Platforms: Android (Brave browser), iOS, desktop.
Bottom line: Brave Leo is the answer for anyone who does most of their AI prompting while already reading a webpage.
How to pick the right one
- If you just want one app: Perplexity (research) or Poe (chat).
- If you want the lowest cost per token: OpenRouter, with any LibreChat-style front end on Android.
- If you care about privacy: DuckDuckGo AI Chat or a self-hosted LibreChat pointing at OpenRouter.
- If you want side-by-side answers: ChatHub.

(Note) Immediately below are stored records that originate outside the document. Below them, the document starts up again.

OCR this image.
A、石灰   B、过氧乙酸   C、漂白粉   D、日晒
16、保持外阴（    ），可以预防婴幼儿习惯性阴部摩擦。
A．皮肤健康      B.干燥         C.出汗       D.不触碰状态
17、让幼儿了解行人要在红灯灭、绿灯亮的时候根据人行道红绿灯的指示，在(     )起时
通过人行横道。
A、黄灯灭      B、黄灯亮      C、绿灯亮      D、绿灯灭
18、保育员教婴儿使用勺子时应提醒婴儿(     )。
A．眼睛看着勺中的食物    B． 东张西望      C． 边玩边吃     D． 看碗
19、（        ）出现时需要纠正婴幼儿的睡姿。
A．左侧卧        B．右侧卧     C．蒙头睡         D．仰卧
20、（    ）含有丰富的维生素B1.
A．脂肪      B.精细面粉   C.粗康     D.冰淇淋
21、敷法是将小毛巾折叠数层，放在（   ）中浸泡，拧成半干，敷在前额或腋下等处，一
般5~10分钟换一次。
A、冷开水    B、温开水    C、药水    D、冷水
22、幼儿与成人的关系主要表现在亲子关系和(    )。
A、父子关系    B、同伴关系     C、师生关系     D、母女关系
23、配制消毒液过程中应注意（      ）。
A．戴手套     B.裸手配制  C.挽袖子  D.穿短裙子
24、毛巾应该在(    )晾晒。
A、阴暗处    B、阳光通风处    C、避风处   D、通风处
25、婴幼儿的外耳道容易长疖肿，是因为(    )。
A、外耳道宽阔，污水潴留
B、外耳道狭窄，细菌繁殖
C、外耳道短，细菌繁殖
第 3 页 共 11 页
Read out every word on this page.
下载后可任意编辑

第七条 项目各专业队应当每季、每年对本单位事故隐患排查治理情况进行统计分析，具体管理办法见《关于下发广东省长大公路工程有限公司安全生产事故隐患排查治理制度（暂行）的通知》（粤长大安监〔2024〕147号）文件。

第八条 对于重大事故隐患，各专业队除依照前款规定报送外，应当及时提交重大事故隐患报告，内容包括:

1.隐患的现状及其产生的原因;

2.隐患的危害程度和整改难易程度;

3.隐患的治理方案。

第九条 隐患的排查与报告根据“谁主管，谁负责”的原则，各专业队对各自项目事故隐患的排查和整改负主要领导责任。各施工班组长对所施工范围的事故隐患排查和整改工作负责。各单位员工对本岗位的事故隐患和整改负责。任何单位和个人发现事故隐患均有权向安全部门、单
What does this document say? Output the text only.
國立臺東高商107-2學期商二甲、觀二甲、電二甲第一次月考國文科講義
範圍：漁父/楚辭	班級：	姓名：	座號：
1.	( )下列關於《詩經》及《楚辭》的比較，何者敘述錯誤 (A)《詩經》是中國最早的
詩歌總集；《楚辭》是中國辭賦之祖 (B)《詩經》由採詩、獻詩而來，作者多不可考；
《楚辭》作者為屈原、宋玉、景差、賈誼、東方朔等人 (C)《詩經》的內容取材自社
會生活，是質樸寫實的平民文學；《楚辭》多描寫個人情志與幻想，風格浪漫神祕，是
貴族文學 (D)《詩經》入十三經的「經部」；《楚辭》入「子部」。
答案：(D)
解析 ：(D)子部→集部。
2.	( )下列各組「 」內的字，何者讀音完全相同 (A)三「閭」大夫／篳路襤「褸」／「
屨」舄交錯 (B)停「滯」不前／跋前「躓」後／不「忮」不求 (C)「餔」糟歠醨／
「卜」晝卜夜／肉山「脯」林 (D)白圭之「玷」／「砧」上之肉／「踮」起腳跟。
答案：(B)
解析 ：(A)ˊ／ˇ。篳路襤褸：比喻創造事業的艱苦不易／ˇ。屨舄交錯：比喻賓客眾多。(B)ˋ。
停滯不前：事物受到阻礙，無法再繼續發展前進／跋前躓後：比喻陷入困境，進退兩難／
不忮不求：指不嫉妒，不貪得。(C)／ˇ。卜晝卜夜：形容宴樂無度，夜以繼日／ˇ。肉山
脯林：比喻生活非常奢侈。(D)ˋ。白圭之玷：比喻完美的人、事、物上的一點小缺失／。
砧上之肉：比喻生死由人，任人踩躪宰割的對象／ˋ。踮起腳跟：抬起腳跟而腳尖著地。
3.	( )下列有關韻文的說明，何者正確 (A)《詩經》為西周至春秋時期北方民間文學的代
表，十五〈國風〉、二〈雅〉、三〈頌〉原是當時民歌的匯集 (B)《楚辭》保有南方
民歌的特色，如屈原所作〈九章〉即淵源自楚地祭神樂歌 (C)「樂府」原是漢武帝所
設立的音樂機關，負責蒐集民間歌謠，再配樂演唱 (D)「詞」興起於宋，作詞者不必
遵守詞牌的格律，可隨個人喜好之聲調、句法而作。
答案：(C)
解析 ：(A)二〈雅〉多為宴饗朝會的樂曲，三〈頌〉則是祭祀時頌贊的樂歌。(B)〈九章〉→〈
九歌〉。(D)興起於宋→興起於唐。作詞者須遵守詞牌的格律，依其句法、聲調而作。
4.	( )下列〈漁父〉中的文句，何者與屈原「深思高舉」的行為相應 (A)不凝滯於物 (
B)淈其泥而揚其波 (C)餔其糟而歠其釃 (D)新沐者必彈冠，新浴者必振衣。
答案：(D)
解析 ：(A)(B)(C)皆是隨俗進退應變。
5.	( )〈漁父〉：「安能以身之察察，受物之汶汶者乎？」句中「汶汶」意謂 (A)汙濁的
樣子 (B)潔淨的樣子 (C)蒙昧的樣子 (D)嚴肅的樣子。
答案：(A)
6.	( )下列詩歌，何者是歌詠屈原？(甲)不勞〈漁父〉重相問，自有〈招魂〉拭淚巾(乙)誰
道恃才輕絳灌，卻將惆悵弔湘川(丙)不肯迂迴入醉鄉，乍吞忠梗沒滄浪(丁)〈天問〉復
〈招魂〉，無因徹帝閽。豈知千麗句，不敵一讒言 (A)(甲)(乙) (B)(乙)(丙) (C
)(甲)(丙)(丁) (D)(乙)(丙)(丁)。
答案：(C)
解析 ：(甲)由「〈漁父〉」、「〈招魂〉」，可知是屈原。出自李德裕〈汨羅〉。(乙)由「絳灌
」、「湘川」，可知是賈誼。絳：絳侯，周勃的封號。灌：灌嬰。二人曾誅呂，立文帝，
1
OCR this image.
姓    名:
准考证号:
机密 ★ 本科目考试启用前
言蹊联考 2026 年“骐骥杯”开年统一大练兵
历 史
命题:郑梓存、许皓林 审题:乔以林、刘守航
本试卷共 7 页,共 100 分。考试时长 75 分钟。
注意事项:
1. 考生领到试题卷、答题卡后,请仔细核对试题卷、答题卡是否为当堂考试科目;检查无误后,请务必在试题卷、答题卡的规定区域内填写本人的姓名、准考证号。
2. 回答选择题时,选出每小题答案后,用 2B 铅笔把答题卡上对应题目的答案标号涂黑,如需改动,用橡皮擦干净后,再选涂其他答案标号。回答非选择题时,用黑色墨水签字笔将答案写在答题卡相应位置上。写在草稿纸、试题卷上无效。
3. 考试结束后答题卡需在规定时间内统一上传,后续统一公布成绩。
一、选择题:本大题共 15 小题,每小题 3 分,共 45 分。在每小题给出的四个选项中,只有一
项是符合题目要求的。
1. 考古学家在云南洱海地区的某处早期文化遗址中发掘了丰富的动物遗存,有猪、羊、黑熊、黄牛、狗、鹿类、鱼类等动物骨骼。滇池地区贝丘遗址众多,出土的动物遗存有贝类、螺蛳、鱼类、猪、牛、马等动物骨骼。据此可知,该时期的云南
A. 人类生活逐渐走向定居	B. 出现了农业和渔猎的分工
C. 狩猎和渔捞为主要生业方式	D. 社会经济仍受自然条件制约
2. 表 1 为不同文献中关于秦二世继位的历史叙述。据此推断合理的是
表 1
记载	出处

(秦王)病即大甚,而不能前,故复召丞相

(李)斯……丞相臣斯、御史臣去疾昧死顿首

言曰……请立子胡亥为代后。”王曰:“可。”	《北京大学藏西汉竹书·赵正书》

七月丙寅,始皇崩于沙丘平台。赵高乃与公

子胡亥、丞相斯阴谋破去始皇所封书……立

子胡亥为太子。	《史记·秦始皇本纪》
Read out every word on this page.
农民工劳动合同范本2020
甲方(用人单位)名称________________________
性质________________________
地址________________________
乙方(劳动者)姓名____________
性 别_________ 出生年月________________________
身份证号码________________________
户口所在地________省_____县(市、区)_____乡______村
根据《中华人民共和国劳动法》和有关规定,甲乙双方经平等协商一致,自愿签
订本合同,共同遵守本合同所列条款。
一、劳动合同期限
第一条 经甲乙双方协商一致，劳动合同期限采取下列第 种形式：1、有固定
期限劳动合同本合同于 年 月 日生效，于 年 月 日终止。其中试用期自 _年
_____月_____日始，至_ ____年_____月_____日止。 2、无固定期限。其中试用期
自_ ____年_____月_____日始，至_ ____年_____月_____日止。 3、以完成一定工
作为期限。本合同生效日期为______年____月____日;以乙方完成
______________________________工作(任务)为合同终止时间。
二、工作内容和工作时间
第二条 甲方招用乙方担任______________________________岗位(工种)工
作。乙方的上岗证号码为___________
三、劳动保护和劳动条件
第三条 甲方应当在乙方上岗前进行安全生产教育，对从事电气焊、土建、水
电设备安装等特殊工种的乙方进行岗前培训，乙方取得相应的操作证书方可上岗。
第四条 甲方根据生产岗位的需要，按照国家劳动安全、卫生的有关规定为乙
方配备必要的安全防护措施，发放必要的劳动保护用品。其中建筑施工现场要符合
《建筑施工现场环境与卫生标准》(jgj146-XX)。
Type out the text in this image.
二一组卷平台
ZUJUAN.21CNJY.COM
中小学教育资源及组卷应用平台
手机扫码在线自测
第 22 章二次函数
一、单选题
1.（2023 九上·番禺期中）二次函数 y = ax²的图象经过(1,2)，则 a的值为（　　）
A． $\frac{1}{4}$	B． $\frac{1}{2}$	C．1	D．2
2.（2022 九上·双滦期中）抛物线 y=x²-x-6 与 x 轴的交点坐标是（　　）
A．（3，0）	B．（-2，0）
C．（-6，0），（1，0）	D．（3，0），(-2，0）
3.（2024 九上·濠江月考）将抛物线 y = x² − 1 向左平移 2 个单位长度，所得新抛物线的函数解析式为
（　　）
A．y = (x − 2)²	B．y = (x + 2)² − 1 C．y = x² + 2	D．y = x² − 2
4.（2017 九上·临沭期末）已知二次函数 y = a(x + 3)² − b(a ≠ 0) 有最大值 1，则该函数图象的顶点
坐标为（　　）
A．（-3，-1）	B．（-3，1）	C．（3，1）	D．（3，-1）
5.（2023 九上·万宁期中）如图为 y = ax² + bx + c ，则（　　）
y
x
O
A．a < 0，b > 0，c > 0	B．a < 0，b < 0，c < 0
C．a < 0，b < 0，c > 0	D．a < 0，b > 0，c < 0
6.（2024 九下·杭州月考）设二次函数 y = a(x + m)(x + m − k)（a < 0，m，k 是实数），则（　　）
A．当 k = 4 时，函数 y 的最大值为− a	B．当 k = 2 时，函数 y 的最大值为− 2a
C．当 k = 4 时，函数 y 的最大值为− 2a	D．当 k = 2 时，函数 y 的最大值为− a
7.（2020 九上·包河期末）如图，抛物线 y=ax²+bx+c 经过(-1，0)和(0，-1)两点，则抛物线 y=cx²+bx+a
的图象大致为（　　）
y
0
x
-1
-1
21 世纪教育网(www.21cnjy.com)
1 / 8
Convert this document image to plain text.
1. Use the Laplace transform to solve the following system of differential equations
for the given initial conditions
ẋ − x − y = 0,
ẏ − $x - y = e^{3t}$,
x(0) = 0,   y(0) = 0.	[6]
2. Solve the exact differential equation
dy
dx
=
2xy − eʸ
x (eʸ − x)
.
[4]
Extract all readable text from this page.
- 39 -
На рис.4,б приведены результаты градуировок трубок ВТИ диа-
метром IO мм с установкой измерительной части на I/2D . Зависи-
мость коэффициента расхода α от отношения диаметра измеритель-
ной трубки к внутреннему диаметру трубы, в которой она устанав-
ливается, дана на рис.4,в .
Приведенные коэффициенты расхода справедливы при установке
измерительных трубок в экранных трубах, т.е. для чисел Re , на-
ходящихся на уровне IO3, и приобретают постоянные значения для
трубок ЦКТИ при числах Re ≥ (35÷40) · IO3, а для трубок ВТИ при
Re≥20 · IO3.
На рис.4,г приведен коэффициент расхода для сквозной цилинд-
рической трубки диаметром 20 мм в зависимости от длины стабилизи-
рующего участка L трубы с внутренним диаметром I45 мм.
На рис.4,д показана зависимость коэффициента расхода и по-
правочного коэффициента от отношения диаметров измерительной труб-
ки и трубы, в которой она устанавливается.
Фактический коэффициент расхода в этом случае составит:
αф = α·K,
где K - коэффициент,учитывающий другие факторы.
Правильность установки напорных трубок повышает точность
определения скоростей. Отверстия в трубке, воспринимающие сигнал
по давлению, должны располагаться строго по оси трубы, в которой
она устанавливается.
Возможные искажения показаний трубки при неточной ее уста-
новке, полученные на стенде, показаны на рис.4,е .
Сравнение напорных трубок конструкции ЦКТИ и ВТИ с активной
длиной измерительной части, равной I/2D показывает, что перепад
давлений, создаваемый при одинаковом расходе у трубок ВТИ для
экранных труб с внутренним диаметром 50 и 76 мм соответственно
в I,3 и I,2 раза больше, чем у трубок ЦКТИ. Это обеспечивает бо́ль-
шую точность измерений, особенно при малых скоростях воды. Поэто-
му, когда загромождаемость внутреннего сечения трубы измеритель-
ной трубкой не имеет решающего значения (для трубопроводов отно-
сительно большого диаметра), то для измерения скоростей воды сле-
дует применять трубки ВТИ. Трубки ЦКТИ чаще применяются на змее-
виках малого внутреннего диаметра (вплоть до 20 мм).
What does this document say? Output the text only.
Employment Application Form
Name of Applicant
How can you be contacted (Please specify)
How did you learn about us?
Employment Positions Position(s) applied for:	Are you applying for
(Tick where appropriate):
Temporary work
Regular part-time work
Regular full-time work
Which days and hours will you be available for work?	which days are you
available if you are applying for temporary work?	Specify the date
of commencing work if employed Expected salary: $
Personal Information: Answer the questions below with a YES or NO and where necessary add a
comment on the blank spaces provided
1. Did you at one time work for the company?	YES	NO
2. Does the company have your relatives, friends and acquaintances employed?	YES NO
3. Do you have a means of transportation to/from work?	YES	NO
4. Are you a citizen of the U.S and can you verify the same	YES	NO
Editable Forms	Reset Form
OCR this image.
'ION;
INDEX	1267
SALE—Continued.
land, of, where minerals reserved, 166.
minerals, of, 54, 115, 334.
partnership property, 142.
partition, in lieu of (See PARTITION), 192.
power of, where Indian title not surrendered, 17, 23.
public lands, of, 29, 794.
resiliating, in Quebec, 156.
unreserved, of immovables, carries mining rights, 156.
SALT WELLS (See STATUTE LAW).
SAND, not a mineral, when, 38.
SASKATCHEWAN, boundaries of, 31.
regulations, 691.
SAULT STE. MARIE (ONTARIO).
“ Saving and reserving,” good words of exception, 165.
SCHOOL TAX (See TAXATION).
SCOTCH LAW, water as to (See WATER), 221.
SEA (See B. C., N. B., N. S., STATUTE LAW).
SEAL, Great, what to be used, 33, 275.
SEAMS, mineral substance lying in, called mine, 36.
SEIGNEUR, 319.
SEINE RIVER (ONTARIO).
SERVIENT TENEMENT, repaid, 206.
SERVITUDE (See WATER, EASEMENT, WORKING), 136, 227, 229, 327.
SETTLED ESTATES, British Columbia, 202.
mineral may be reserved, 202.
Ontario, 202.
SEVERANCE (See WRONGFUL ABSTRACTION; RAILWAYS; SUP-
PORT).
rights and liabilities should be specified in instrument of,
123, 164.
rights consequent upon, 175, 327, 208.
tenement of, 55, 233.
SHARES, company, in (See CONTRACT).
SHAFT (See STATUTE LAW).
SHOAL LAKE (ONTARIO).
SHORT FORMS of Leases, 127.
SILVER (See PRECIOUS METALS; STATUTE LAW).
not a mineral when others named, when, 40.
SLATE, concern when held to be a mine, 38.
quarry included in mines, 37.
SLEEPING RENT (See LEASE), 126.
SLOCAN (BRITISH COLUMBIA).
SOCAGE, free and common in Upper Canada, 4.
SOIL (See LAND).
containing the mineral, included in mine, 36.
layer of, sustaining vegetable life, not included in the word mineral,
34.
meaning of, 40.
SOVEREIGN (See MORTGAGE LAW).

- If you do most of your prompting while browsing: Brave Leo.
- If you have a heavy GPT-5 or Claude habit and your own API key: OpenRouter saves the most money.
FAQ
What is the cheapest way to use multiple AI models on Android?
OpenRouter, hands down. You pay per token instead of a flat subscription, and the same credit pool covers every model the router supports. Plan on $5-15 a month of usage if you chat moderately.
Can I use ChatGPT, Claude, and Gemini in one app?
Yes. Perplexity, Poe, ChatHub, and You.com all carry GPT-5, Claude 4.7, and Gemini 2.5 in the same interface. Pick based on whether you prefer a search-style UI (Perplexity) or a threaded chat UI (Poe).
Is OpenRouter safe to use?
OpenRouter is a billing and routing layer. Your prompts pass through their servers on the way to the provider, so it carries the same trust assumptions as using any third-party SaaS. They publish a no-training-by-default policy and let you exclude specific providers.
Do I need a Google Play subscription for any of these?
No. All seven let you sign up directly through their website or app store, separate from any Play subscription bundle.
Will these apps work on a tablet?
Yes. Perplexity, Poe, and You.com all have tablet layouts that take advantage of the extra screen. ChatHub’s side-by-side mode is best on a tablet specifically.